Transporting 5-Nitroacenaphthene should be done in compliance with hazardous materials regulations to ensure safety during transit. Proper labeling and packaging are essential to prevent any leakage or spills that could pose health or environmental risks. It is advised to work with experienced carriers who are familiar with handling chemicals to facilitate the safe transportation of 5-Nitroacenaphthene.
⚠️ Safety Considerations
Safety considerations for 5-Nitroacenaphthene include its potential as a skin and eye irritant. It is also harmful if swallowed, inhaled, or absorbed through the skin. Additionally, it is classified as a substance that may cause cancer and is toxic to aquatic life.
Hazard statements for 5-Nitroacenaphthene include “Causes skin irritation”, “Causes serious eye irritation”, “May cause respiratory irritation”, “Suspected of causing cancer”, and “Toxic to aquatic life with long lasting effects”.
Precautionary statements for 5-Nitroacenaphthene include wearing protective gloves, clothing, and eye protection when handling the substance. It is recommended to wash hands thoroughly after handling and avoid release to the environment. In case of skin irritation or rash, seek medical advice immediately.
🔬 Potential Research Directions
Potential research directions for 5-Nitroacenaphthene could involve investigating its potential use as a precursor in the synthesis of new organic compounds with interesting properties. Additionally, exploring its reactivity and behavior in various environmental conditions could provide valuable insights into its potential applications in industry and environmental remediation processes. Research into the toxicological effects of 5-Nitroacenaphthene on living organisms could also be a relevant direction for further study.
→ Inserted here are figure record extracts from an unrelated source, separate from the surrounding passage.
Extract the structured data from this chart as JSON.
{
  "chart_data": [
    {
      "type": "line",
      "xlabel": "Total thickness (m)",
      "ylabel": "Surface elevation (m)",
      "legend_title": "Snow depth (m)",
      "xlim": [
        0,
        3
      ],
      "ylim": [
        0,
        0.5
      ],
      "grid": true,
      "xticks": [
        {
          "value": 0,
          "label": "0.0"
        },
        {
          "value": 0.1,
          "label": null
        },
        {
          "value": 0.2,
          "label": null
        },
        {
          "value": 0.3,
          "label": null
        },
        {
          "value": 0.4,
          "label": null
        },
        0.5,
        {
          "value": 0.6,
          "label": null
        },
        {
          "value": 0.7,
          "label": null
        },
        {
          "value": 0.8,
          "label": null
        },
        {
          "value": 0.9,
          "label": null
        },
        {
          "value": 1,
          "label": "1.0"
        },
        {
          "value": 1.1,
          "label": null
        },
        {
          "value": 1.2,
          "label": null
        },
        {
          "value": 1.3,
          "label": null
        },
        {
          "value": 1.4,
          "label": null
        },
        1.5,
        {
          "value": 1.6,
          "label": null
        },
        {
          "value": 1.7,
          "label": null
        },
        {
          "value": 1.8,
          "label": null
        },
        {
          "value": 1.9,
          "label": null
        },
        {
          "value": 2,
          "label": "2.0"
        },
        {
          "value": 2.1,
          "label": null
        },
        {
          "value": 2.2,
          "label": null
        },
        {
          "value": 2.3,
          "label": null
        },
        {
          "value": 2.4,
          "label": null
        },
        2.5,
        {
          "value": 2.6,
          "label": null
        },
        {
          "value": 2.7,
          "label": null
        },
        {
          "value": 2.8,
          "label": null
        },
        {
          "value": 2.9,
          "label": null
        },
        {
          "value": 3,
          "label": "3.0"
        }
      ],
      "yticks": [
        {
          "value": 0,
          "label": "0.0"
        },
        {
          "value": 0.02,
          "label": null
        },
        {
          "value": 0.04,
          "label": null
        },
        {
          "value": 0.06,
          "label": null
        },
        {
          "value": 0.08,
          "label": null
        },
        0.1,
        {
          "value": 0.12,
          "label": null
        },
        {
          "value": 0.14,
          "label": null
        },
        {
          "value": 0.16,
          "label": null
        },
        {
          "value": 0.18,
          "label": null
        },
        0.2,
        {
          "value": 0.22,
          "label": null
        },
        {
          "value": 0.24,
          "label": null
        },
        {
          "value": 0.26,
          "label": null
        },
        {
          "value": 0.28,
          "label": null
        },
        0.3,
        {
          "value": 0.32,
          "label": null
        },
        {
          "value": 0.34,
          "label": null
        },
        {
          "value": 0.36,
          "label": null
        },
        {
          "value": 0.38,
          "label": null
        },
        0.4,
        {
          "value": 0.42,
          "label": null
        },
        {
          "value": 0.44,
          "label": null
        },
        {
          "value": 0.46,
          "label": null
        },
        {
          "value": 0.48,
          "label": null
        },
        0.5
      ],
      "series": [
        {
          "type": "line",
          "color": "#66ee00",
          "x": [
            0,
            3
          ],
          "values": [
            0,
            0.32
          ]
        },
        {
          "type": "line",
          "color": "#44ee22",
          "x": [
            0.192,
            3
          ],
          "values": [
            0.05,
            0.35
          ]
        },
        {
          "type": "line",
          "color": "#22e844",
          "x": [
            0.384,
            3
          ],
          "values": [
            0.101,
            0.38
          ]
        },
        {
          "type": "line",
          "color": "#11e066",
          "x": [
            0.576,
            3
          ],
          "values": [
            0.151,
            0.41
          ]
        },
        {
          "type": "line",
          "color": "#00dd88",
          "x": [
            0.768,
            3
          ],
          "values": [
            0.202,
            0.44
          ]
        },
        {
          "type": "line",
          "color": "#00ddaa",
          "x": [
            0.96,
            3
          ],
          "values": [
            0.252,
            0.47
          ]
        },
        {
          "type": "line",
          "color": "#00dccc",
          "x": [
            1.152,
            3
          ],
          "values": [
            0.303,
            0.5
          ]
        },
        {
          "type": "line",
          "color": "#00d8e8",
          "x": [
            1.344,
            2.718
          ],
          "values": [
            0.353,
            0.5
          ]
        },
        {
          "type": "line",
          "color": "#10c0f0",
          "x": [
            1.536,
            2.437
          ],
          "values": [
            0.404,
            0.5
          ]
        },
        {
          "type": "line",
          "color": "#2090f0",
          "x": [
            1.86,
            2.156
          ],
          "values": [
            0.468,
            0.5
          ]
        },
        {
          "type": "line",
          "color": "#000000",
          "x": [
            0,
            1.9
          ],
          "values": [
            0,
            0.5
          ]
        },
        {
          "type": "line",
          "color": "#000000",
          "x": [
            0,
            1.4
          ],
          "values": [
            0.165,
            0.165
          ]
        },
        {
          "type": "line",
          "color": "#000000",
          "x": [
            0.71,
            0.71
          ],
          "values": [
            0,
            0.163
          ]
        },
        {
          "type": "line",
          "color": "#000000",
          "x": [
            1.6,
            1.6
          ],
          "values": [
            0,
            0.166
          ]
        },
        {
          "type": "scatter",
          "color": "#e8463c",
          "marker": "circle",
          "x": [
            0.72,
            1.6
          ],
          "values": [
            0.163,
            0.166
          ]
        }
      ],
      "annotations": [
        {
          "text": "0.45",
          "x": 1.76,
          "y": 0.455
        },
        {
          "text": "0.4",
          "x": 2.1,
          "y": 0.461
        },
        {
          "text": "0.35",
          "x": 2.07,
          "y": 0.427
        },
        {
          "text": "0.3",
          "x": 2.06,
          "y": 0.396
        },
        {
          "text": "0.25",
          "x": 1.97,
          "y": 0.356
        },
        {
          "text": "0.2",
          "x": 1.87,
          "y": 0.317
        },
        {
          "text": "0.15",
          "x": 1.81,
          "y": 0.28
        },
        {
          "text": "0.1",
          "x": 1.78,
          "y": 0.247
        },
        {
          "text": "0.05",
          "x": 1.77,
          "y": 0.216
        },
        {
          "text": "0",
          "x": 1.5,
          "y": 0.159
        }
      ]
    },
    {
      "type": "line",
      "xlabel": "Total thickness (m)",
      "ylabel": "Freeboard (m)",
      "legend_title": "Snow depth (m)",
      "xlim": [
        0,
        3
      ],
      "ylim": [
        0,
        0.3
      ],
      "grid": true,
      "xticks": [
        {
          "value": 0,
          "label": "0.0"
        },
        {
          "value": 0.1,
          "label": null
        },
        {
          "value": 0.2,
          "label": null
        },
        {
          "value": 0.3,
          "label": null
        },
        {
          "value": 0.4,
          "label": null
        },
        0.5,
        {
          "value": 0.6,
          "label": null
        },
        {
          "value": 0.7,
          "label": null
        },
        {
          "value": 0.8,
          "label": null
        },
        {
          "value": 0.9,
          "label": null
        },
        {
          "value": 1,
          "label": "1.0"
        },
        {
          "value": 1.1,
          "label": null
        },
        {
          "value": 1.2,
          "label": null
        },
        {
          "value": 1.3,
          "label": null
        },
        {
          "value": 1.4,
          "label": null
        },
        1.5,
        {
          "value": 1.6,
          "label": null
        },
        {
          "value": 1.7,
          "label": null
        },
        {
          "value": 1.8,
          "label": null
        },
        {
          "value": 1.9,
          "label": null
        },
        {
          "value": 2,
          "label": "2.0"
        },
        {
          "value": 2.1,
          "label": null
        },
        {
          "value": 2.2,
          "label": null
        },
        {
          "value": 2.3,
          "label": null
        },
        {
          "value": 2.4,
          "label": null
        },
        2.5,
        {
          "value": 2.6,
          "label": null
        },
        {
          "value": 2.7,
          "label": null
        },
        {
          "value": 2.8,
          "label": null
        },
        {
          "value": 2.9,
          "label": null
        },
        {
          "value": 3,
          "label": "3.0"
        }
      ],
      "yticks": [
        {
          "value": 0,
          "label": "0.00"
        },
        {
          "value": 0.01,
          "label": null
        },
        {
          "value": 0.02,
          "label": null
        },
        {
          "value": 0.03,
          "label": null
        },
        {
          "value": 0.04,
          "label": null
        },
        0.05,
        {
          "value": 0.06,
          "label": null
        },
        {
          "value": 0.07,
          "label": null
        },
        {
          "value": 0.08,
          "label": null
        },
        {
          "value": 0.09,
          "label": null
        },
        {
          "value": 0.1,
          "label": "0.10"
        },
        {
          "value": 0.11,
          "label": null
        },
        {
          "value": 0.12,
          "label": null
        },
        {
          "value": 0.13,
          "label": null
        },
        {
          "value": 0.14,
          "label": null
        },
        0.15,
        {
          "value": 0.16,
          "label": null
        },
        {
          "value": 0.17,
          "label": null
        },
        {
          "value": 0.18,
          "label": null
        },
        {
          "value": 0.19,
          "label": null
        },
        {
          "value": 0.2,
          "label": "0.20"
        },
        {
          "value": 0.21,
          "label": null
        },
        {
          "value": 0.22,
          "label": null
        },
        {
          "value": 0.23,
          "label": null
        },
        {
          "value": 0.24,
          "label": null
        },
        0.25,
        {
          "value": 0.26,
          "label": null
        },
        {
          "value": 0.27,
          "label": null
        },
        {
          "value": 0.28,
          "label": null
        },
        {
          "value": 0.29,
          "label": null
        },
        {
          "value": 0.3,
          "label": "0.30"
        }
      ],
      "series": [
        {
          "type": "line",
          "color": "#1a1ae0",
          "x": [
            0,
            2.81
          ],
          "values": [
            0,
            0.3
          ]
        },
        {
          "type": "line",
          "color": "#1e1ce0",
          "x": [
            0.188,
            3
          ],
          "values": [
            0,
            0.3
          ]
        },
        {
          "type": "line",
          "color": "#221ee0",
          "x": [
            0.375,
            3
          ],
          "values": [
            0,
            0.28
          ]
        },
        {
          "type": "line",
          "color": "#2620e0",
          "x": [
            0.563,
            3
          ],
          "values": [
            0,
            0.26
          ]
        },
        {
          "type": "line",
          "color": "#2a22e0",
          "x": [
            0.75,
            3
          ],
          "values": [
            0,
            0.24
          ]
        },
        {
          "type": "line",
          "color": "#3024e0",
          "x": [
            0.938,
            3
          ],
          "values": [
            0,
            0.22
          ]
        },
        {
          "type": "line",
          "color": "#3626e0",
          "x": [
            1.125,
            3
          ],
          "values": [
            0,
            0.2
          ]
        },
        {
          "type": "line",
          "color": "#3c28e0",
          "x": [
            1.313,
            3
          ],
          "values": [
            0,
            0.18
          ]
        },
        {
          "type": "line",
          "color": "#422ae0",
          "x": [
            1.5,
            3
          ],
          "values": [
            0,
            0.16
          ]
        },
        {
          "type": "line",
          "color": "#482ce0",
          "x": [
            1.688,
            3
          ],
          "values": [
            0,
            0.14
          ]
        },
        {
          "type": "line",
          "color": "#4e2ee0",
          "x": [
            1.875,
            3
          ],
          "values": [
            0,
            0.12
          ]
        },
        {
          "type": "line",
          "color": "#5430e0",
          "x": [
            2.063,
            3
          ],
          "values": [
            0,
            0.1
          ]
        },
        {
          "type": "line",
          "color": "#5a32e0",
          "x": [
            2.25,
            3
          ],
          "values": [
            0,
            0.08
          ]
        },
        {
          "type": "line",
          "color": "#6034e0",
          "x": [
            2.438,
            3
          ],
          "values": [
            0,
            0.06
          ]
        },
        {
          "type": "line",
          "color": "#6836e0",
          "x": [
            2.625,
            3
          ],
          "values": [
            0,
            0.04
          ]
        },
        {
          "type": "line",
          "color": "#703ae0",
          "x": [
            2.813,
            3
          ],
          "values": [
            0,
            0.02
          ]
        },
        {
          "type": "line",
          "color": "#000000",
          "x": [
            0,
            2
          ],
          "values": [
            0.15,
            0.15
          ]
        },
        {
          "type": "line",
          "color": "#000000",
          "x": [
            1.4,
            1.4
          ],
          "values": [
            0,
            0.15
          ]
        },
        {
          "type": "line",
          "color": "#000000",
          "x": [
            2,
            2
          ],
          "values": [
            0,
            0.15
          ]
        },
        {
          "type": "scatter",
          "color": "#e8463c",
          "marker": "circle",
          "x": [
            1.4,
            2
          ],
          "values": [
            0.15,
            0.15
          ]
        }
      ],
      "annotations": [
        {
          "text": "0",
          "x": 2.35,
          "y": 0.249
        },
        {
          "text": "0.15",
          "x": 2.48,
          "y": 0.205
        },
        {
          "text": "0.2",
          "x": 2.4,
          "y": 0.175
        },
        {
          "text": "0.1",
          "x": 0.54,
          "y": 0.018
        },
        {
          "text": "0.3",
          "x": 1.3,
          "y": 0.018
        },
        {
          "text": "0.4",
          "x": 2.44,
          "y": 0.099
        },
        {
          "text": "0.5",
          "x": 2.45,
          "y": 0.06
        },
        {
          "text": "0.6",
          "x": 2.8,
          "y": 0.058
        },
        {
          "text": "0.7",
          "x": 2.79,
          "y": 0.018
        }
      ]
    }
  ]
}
Furthermore, studying the mechanisms of the chemical reactions involving 5-Nitroacenaphthene could lead to the development of new synthetic methodologies and strategies for the efficient production of related compounds. Investigating the interactions of 5-Nitroacenaphthene with other molecules and materials could also offer new avenues for the design and development of novel materials with unique properties. Exploring the potential biological activities of 5-Nitroacenaphthene and its derivatives could lead to the discovery of new therapeutic agents or drug candidates.
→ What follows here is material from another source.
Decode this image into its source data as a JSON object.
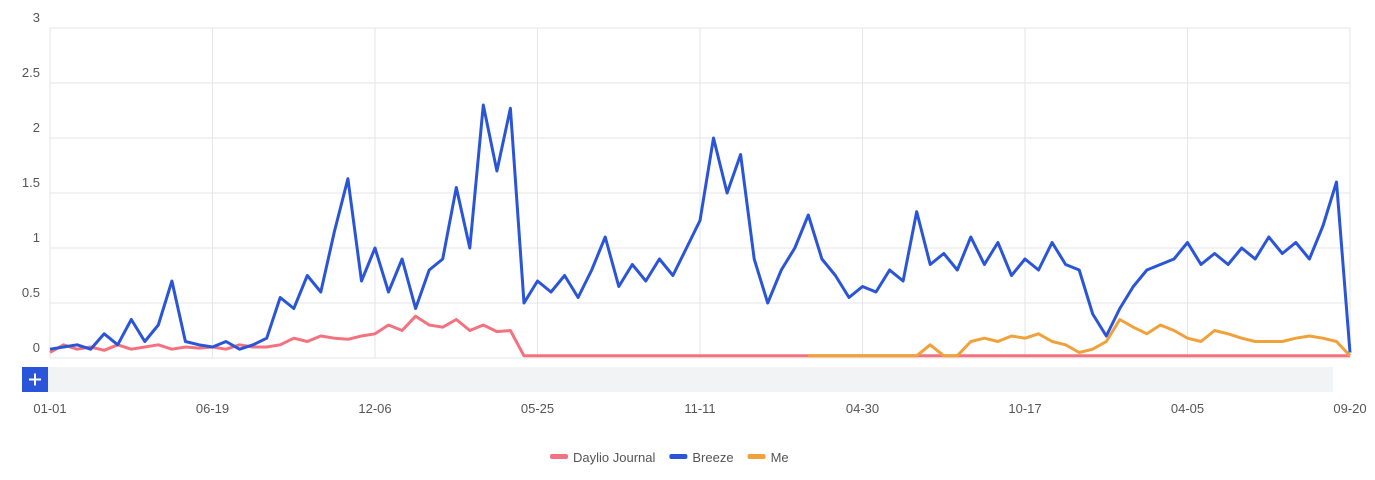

Moreover, assessing the environmental fate and persistence of 5-Nitroacenaphthene in different ecological systems could provide crucial information for risk assessment and regulatory purposes. Investigating the potential transformation products of 5-Nitroacenaphthene under various environmental conditions could help in understanding its environmental impact and designing effective remediation strategies. Studying the photochemical and phototoxic properties of 5-Nitroacenaphthene could also be a relevant area for further research in the field of environmental chemistry.
🧪 Related Compounds
One similar compound to 5-Nitroacenaphthene based upon molecular structure is 5-Aminoacenaphthene. This compound differs from 5-Nitroacenaphthene by replacing the nitro group (-NO2) with an amino group (-NH2) on the fifth position of the acenaphthene ring. The substitution of the nitro group with an amino group leads to differences in reactivity and chemical properties.
Another similar compound to 5-Nitroacenaphthene is 1-Nitroacenaphthylene. This compound shares the acenaphthene ring structure with 5-Nitroacenaphthene but has the nitro group (-NO2) attached to the first position of the ring rather than the fifth position. The position of the nitro group influences the compound’s reactivity and potential chemical reactions.
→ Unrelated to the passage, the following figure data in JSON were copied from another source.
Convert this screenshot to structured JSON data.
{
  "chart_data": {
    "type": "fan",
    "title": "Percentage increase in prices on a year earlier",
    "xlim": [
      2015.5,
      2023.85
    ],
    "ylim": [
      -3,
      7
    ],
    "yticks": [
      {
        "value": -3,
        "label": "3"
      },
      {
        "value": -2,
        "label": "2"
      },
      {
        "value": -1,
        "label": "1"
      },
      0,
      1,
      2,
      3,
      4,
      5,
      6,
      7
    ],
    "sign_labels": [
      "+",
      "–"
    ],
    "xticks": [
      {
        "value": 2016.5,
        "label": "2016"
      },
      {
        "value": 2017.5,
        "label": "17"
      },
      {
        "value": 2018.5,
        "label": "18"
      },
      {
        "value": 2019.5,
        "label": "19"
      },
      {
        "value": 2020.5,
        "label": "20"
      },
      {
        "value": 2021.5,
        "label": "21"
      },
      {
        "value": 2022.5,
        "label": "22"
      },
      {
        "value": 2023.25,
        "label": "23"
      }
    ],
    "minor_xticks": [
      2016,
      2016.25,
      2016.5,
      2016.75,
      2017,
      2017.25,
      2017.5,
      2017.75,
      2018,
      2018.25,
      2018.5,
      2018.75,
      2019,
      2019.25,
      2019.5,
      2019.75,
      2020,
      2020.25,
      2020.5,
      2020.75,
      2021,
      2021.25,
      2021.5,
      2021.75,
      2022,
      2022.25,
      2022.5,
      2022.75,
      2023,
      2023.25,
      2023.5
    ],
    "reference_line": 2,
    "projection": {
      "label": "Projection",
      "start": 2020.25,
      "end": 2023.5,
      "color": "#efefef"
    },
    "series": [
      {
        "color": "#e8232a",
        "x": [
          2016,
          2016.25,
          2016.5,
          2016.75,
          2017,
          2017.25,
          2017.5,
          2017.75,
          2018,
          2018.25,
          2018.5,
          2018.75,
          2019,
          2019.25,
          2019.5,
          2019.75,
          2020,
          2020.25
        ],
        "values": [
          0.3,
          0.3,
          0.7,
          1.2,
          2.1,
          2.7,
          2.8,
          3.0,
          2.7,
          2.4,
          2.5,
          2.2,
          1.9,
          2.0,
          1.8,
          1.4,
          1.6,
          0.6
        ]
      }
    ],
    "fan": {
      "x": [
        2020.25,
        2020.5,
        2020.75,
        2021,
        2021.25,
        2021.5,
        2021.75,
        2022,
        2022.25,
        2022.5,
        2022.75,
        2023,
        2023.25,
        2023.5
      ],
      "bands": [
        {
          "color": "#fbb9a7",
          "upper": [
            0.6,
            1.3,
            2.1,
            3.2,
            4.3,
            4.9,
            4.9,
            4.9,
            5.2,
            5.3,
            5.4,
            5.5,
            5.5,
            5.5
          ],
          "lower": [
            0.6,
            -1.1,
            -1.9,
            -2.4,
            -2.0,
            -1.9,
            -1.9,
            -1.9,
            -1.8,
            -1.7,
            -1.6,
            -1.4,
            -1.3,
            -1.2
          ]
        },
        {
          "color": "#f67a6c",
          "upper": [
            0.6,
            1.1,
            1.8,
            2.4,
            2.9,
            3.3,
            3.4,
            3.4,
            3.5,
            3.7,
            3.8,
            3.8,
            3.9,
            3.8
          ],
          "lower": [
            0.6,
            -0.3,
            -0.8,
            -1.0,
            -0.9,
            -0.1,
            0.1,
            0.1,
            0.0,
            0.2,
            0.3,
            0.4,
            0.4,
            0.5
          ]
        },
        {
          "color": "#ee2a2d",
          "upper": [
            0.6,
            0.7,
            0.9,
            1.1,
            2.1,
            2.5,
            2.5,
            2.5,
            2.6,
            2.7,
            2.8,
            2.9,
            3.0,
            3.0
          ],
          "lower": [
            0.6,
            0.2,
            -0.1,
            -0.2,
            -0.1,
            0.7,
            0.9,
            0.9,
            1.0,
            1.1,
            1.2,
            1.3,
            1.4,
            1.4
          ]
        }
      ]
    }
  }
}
A third similar compound to 5-Nitroacenaphthene is 9-Nitroacenaphthene. Like 5-Nitroacenaphthene, this compound contains a nitro group (-NO2) attached to the acenaphthene ring. However, in this case, the nitro group is located at the ninth position of the ring. The different positions of the nitro group in these compounds result in variations in their physical and chemical properties.